31:48 Lunch and Dinner Options: Leftovers for lunch or dinner are great. Be creative with salads. Add new things or cut things differently to make them more interesting. Soups and stews prepared ahead of time and even frozen work great. Fruit is good, but only a piece or two, especially for those of us who are physically active. If you are not eating grains, eat two vegetables with your protein. Try new things and eat lots of veggies.
35:37 Paleo is not Like Atkins: With paleo, people are eating more vegetables than they ever ate. These are high quality vegetables and high quality pasture raised meats. The nutrition and antioxidant rich bold colors in vegetables help to quench inflammation.

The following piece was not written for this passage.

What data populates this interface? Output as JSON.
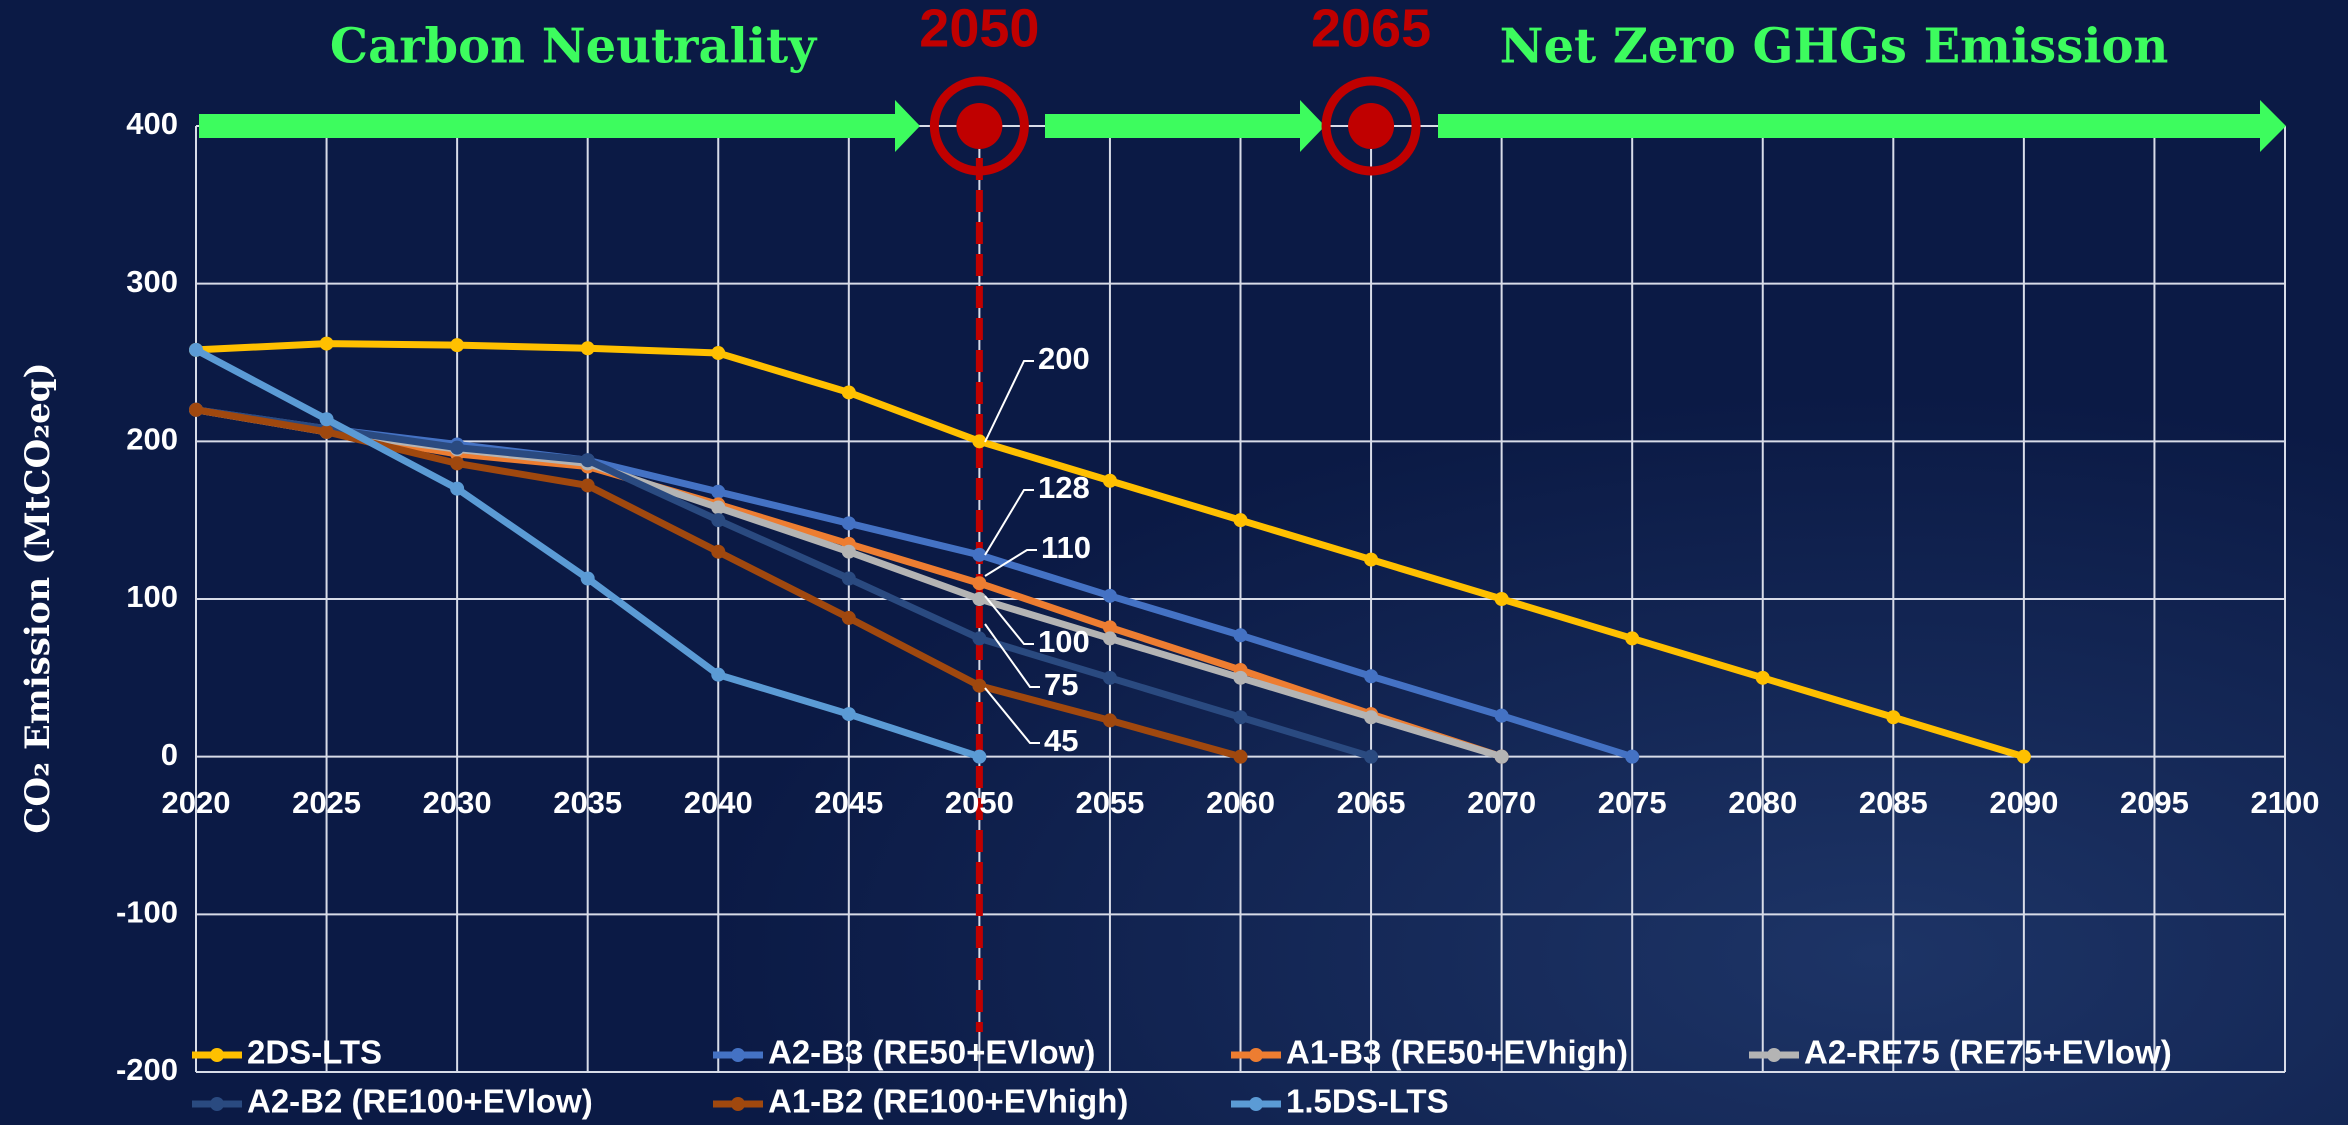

37:03 Dietary Supplements: GI repair can come from L-glutamine. It is the food for the intestinal cells. Inoculate the GI system with broad spectrum digestive enzymes. Most of us have low stomach acid, leading to gas, bloating, burping and other GI symptoms. It also improves absorption. Test for nutrient deficiencies such as vitamin D, B12, iron stores, glutathione and other things. For gluten withdrawals, 5HTP is a mood booster which helps with appetite. But Lisa does not do this unless she is clear on the landscape of neurotransmitters. She would include natural sources of prebiotic fibers and a probiotic.
40:08 SIBO and Pre/Probiotics: One or two out of 10 of Lisa’s clients react to pre/probiotics. It happens most often when their GI tract is a wreck and they are nutrient depleted, or they might have yeast overgrowth, or Lyme. She prefers having lab results before seeing her patients. If there is a reaction to pre/probiotics, she may start them much more slowly on the pre and probiotics and focus heavily on cleaning up the diet. Sugar is a big contributor to dysbiosis and yeast.